Rosja i USA nie zdołały wypracować kompromisu w sprawie pokoju na Ukrainie – powiedział w nocy z wtorku na środę doradca Władimira Putina, Jurij Uszakow. Nie jesteśmy bliżej pokoju, ale nie jesteśmy też dalej – dodał.
Uszakow brał udział we wtorkowym spotkaniu w Moskwie Putina z wysłannikami USA Steve'em Witkoffem i Jaredem Kushnerem.
Doradca Kremla przekazał, że strony nie wypracowały kompromisu w jednej z najtrudniejszych kwestii, czyli terytorium – podał Reuters.
Uszakow ocenił rozmowy jako konstruktywne, lecz przyznał, że w stanowiskach stron pozostają rozbieżności.
George Barros z waszyngtońskiego think tanku Instytut Studiów nad Wojną ocenił, że „zgodnie z oczekiwaniami Rosja odrzuciła warunki, na które zgodziły się Ukraina i USA”.
„Rosja nie chce negocjować niczego poza warunkami kapitulacji Ukrainy (i Zachodu)” – dodał na platformie X. „Nie powinniśmy pozwolić Putinowi na ciągłe zwodzenie USA” – podkreślił ekspert.
Wtorkowe rozmowy delegacji trwały niemal pięć godzin.

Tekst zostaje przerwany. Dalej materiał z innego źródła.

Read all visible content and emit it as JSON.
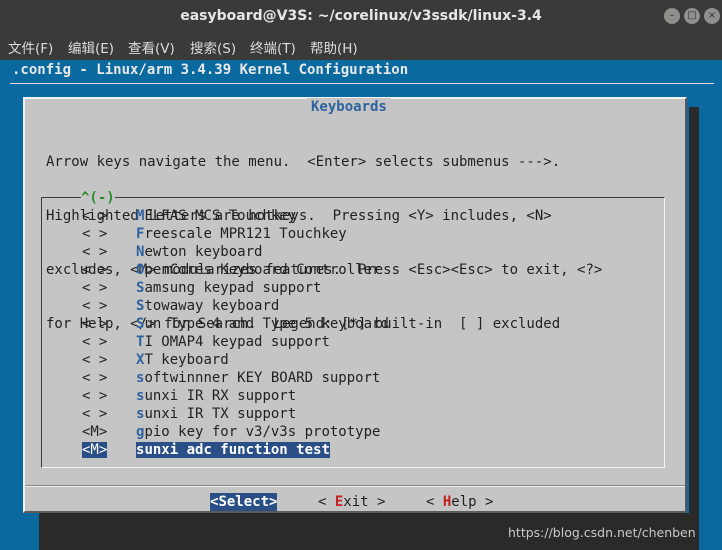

Agencja RIA powiadomiła, że po rozmowach Witkoff udał się do amerykańskiej ambasady w Moskwie.
Axios podał, że po rozmowie z Putinem wysłannicy Trumpa spotkają się z prezydentem Ukrainy Wołodymyrem Zełenskim w jednym z krajów europejskich. Według źródeł serwisu to spotkanie ma się odbyć w środę. Media ukraińskie podały, że przypuszczalnym miejscem spotkania będzie Bruksela.